不登校の子どもを持つ親にとって、学年が変わる4月というのは、また一つ考え事や悩み事が増える時期でもありますね。
教室の場所が変わる、担任の先生が変わる、クラス替えがある学校ではクラスメイトが変わる、前の年まで頼りにしていた先生が異動や退職で学校からいなくなる――このように新しく変わることが多いこの季節。
行き渋りや不登校、たまに行っている子や全く行っていない子、それぞれ違いがあると思いますが、何かしら親が動く時期ではないでしょうか。
もしかしたら「この先生になったら」「このクラスになったら」通うことができるんじゃないか、そんなかすかな希望もあるかもしれません。
この記事では、進級した時に私が実際にやったこと、そして学校の先生と上手く連携が取れていたなと感じたこと、これらを紹介していきたいと思います。
学年の最初にある、健康診断についてもどうしたらいい?と思う人も居るのではないでしょうか。こちらアも併せて紹介します(^^)
まずは担任の先生への挨拶と情報共有

まず、担任の先生への挨拶と、前年度までの我が子の不登校の状況・学習の状況・精神的な状況、これらの共有を含め、一度学校に出向いてお話をする時間をいただきました。(親のみで子は行っていない)
(体調不良でなければマスクも外し、顔をみながらお話しがよいかと)
前年度の先生からどのくらい引き継ぎを受けていらっしゃるのか、もしくは先生の急な転勤等で全く引き継ぎができていないのか、こちらによっても変わってくると思います。
先生の立場で考えると、自分のクラスに不登校の生徒がいると、何かしら疑問が出てくるはずです。
「どれくらい勉強しているんだろうか」
「宿題や配布物はどうしていたのだろうか」
「学校に来るように声をかけてよいのだろうか」
「心は元気なのだろうか」
「不登校の理由はわかっているのだろうか」
「友達との仲が上手くいかないのだろうか」
「前の先生とは何かあったのだろうか」
「親子関係はどうだろうか」
「行き渋りか、それとも全く来れないのか」
「生徒や保護者に会ったら何をはなしたらよいか」
「自宅訪問はした方がよういのか、よくないのか」
先生としても、情報があった方が対応しやすいと感じるのではないでしょうか。
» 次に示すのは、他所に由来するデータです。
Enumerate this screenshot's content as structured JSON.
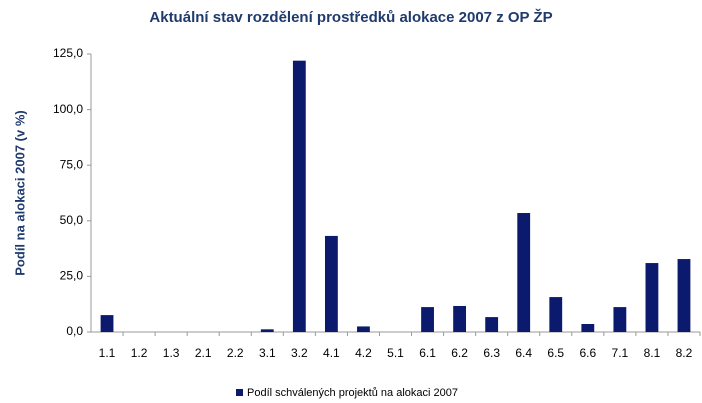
{
  "chart_data": {
    "type": "bar",
    "title": "Aktuální stav rozdělení prostředků alokace 2007 z OP ŽP",
    "y_label": "Podíl na alokaci 2007 (v %)",
    "categories": [
      "1.1",
      "1.2",
      "1.3",
      "2.1",
      "2.2",
      "3.1",
      "3.2",
      "4.1",
      "4.2",
      "5.1",
      "6.1",
      "6.2",
      "6.3",
      "6.4",
      "6.5",
      "6.6",
      "7.1",
      "8.1",
      "8.2"
    ],
    "series": [
      {
        "name": "Podíl schválených projektů na alokaci 2007",
        "color": "#0c1a6e",
        "values": [
          7.6,
          0,
          0,
          0,
          0,
          1.2,
          122,
          43.2,
          2.5,
          0,
          11.2,
          11.7,
          6.7,
          53.5,
          15.7,
          3.6,
          11.2,
          31,
          32.8
        ]
      }
    ],
    "ylim": [
      0,
      125
    ],
    "yticks": [
      {
        "value": 0,
        "label": "0,0"
      },
      {
        "value": 25,
        "label": "25,0"
      },
      {
        "value": 50,
        "label": "50,0"
      },
      {
        "value": 75,
        "label": "75,0"
      },
      {
        "value": 100,
        "label": "100,0"
      },
      {
        "value": 125,
        "label": "125,0"
      }
    ],
    "legend": "bottom"
  }
}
と思う訳です(^^)/
面談の予約と伝え方の工夫
学年始めということで先生もお忙しいと思いますので、我が家の場合はほとんど登校していない状態でしたから、学校生活ですぐ対応してほしい事もなく、先生の空いている時間に合わせて電話で予約を取りました。
その際に以下のようなことをお伝えしました。
- これまでの状況や今の様子などお話がしたいということ
- 先生にサポートをお願いしたい範囲、「このような対応でお願いしたい」「ここは気にしなくてよい」「ここは関わっていただきたい」など
- (我が家はメンタル面については受診もしていたため)臨床心理士や医師の見解やアドバイスも共有したい
- 教材の購入の有無や各種検診、給食費の問題 など

※通院している方は③かなり大事! ・・・ 行事の参加など、学校から善意で何度も(時に強引に)声掛けされる事を防止できます。
①メンタル面は専門医師や心理士の意見を優先したい(行事参加や登校・宿題についてなど)
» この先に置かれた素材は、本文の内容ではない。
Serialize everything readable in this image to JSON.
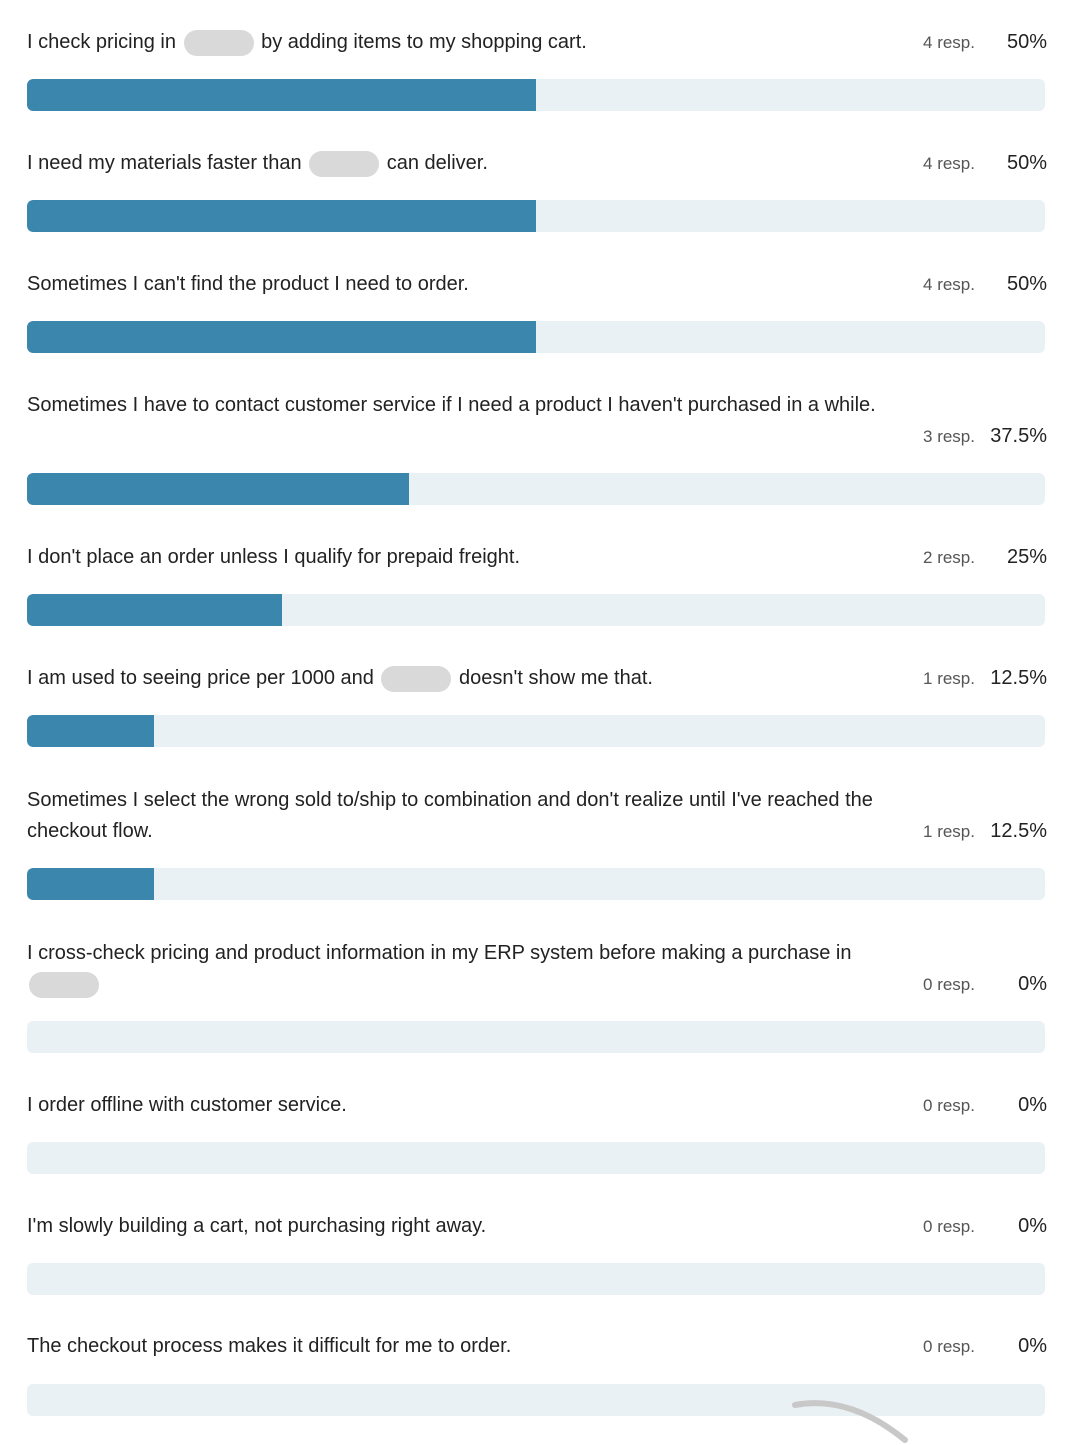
{
  "items": [
    {
      "label_before": "I check pricing in",
      "label_after": "by adding items to my shopping cart.",
      "redacted": true,
      "resp": "4 resp.",
      "percent_text": "50%",
      "percent": 50
    },
    {
      "label_before": "I need my materials faster than",
      "label_after": "can deliver.",
      "redacted": true,
      "resp": "4 resp.",
      "percent_text": "50%",
      "percent": 50
    },
    {
      "label_before": "Sometimes I can't find the product I need to order.",
      "label_after": "",
      "redacted": false,
      "resp": "4 resp.",
      "percent_text": "50%",
      "percent": 50
    },
    {
      "label_before": "Sometimes I have to contact customer service if I need a product I haven't purchased in a while.",
      "label_after": "",
      "redacted": false,
      "resp": "3 resp.",
      "percent_text": "37.5%",
      "percent": 37.5
    },
    {
      "label_before": "I don't place an order unless I qualify for prepaid freight.",
      "label_after": "",
      "redacted": false,
      "resp": "2 resp.",
      "percent_text": "25%",
      "percent": 25
    },
    {
      "label_before": "I am used to seeing price per 1000 and",
      "label_after": "doesn't show me that.",
      "redacted": true,
      "resp": "1 resp.",
      "percent_text": "12.5%",
      "percent": 12.5
    },
    {
      "label_before": "Sometimes I select the wrong sold to/ship to combination and don't realize until I've reached the checkout flow.",
      "label_after": "",
      "redacted": false,
      "resp": "1 resp.",
      "percent_text": "12.5%",
      "percent": 12.5
    },
    {
      "label_before": "I cross-check pricing and product information in my ERP system before making a purchase in",
      "label_after": "",
      "redacted": true,
      "resp": "0 resp.",
      "percent_text": "0%",
      "percent": 0
    },
    {
      "label_before": "I order offline with customer service.",
      "label_after": "",
      "redacted": false,
      "resp": "0 resp.",
      "percent_text": "0%",
      "percent": 0
    },
    {
      "label_before": "I'm slowly building a cart, not purchasing right away.",
      "label_after": "",
      "redacted": false,
      "resp": "0 resp.",
      "percent_text": "0%",
      "percent": 0
    },
    {
      "label_before": "The checkout process makes it difficult for me to order.",
      "label_after": "",
      "redacted": false,
      "resp": "0 resp.",
      "percent_text": "0%",
      "percent": 0
    }
  ],
  "colors": {
    "bar_fill": "#3a86ad",
    "bar_track": "#eaf1f5",
    "redaction": "#d9d9d9"
  }
}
②教育に関することは専門である学校の先生にお願いしたい
というスタンスです(^^)
もちろん、やんわりお伝えしました
ひとつ、
SNSに投稿されているものを紹介しますね!
これは、発達障害のお子さんの例ですが、医師の説明書を学校に見せている内容です。
不登校で心の不調でにより通院している場合も、医師のアドバイスを教員と保護者で共有して同じ方向で進みたい時には、アドバイス内容を伝えると円滑に行くと思います。(我が家も口頭ですが伝えていました)
わが家も伝えることにより、
先生も「そうなんですね、じゃ、いまはあまり訪問せずに様子をみたほうがよさそうですね、宿題も無理にせず、また大丈夫そうなときお母さまからも連絡ください」といった具合に、共通認識で進むことができました。
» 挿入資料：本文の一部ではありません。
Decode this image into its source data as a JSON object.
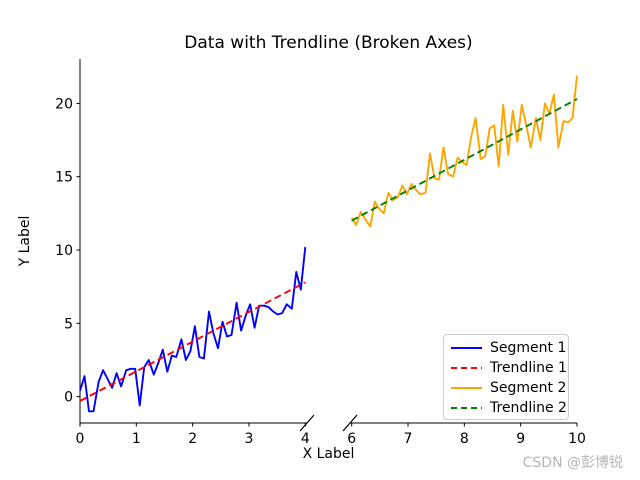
{
  "page": {
    "title": "Data with Trendline (Broken Axes)",
    "x_label": "X Label",
    "y_label": "Y Label",
    "watermark": "CSDN @彭博锐"
  },
  "colors": {
    "segment1": "#0000ff",
    "trendline1": "#ff0000",
    "segment2": "#ffa500",
    "trendline2": "#008000",
    "axis": "#000000",
    "tick_text": "#000000",
    "watermark": "#b5b5b5",
    "legend_border": "#cccccc"
  },
  "legend": {
    "position": "lower right",
    "items": [
      {
        "label": "Segment 1",
        "color": "#0000ff",
        "style": "solid"
      },
      {
        "label": "Trendline 1",
        "color": "#ff0000",
        "style": "dashed"
      },
      {
        "label": "Segment 2",
        "color": "#ffa500",
        "style": "solid"
      },
      {
        "label": "Trendline 2",
        "color": "#008000",
        "style": "dashed"
      }
    ]
  },
  "chart_data": {
    "type": "line",
    "title": "Data with Trendline (Broken Axes)",
    "xlabel": "X Label",
    "ylabel": "Y Label",
    "broken_axes": true,
    "grid": false,
    "ylim": [
      -1.8,
      23.03
    ],
    "y_ticks": [
      0,
      5,
      10,
      15,
      20
    ],
    "axes": [
      {
        "name": "left",
        "xlim": [
          0,
          4.03
        ],
        "x_ticks": [
          0,
          1,
          2,
          3,
          4
        ]
      },
      {
        "name": "right",
        "xlim": [
          5.97,
          10.0
        ],
        "x_ticks": [
          6,
          7,
          8,
          9,
          10
        ]
      }
    ],
    "series": [
      {
        "name": "Segment 1",
        "axis": "left",
        "color": "#0000ff",
        "style": "solid",
        "x": [
          0.0,
          0.08,
          0.16,
          0.24,
          0.33,
          0.41,
          0.49,
          0.57,
          0.65,
          0.73,
          0.82,
          0.9,
          0.98,
          1.06,
          1.14,
          1.22,
          1.31,
          1.39,
          1.47,
          1.55,
          1.63,
          1.71,
          1.8,
          1.88,
          1.96,
          2.04,
          2.12,
          2.2,
          2.29,
          2.37,
          2.45,
          2.53,
          2.61,
          2.69,
          2.78,
          2.86,
          2.94,
          3.02,
          3.1,
          3.18,
          3.27,
          3.35,
          3.43,
          3.51,
          3.59,
          3.67,
          3.76,
          3.84,
          3.92,
          4.0
        ],
        "y": [
          0.4,
          1.4,
          -1.0,
          -1.0,
          1.0,
          1.8,
          1.2,
          0.6,
          1.6,
          0.7,
          1.8,
          1.9,
          1.9,
          -0.6,
          2.0,
          2.5,
          1.5,
          2.3,
          3.2,
          1.7,
          2.8,
          2.7,
          3.9,
          2.5,
          3.1,
          4.8,
          2.7,
          2.6,
          5.8,
          4.3,
          3.3,
          5.1,
          4.1,
          4.2,
          6.4,
          4.5,
          5.5,
          6.3,
          4.7,
          6.2,
          6.2,
          6.1,
          5.8,
          5.6,
          5.7,
          6.3,
          6.0,
          8.5,
          7.3,
          10.2
        ]
      },
      {
        "name": "Trendline 1",
        "axis": "left",
        "color": "#ff0000",
        "style": "dashed",
        "x": [
          0.0,
          4.0
        ],
        "y": [
          -0.3,
          7.8
        ]
      },
      {
        "name": "Segment 2",
        "axis": "right",
        "color": "#ffa500",
        "style": "solid",
        "x": [
          6.0,
          6.08,
          6.16,
          6.24,
          6.33,
          6.41,
          6.49,
          6.57,
          6.65,
          6.73,
          6.82,
          6.9,
          6.98,
          7.06,
          7.14,
          7.22,
          7.31,
          7.39,
          7.47,
          7.55,
          7.63,
          7.71,
          7.8,
          7.88,
          7.96,
          8.04,
          8.12,
          8.2,
          8.29,
          8.37,
          8.45,
          8.53,
          8.61,
          8.69,
          8.78,
          8.86,
          8.94,
          9.02,
          9.1,
          9.18,
          9.27,
          9.35,
          9.43,
          9.51,
          9.59,
          9.67,
          9.76,
          9.84,
          9.92,
          10.0
        ],
        "y": [
          12.2,
          11.7,
          12.6,
          12.1,
          11.6,
          13.3,
          12.8,
          12.5,
          13.9,
          13.4,
          13.6,
          14.4,
          13.8,
          14.5,
          14.1,
          13.8,
          13.9,
          16.6,
          14.9,
          14.8,
          17.0,
          15.2,
          15.0,
          16.3,
          16.0,
          15.8,
          17.7,
          19.0,
          16.2,
          16.4,
          18.3,
          18.5,
          15.7,
          19.9,
          16.5,
          19.5,
          17.4,
          19.9,
          18.5,
          17.0,
          19.0,
          17.5,
          20.0,
          19.3,
          20.6,
          17.0,
          18.8,
          18.7,
          19.0,
          21.9
        ]
      },
      {
        "name": "Trendline 2",
        "axis": "right",
        "color": "#008000",
        "style": "dashed",
        "x": [
          6.0,
          10.0
        ],
        "y": [
          12.0,
          20.3
        ]
      }
    ],
    "legend": [
      "Segment 1",
      "Trendline 1",
      "Segment 2",
      "Trendline 2"
    ],
    "legend_position": "lower right"
  }
}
これだけでも、親としても、先生とのやり取りがスムーズだとストレスが減りませんかw
話を元に戻しますね(^^)
それ以外は、その先生の持ち味を発揮して下さり関わって頂きました。
など
やはり不登校というのはいろいろなタイプがありますので、先生の教員歴によっても対応できるスキルやかけられる時間、心の余裕というのも随分変わってきます。
連絡手段を明確にしておく

また、私はパート勤務をしていたため、
もし学校に行けた時の連絡先として
「この時間帯なら携帯電話」
「この時間帯なら勤務先」
「電話に、出られなくても必ず折り返します」
など、
実際、奇跡的に登校できた日があったのですが、
校長先生からも、保健室の先生からも、様子を知らせる連絡を頂きました。
(午前中で下校予定でしたが)
「昼からもいて給食も食べれそうと言ってますが、〇〇さん無理してないですかね(;_:)、お母様、このまま午後まで大丈夫そうですかねぇ(あたふた)」
と相談の連絡も下さいました。
「〇〇さんよくこれましたね!朝も校門で挨拶してくれましたよ」とも。
ありがたい事です。
どん底までメンタルが落ちている状態でしたが、
学校側と最近の子供の様子の共有や、医師のアドバイスの共通認識があるからこそ、
〝昼からも大丈夫っていうけど本当は言えないだけで無理しているのではないかな?保護者に連絡してみよう〟
となったのではないかと思います。
また、保健室の先生にも「お母さま、一度一緒にお話をしませんか」と声をかけていただき、保健室で1時間くらい話し込んでしまいました。
内科検診などについて、学校医はどこの病院か、問診票はいるか医院で用意されているか、なども打ち合わせをその時済ませました。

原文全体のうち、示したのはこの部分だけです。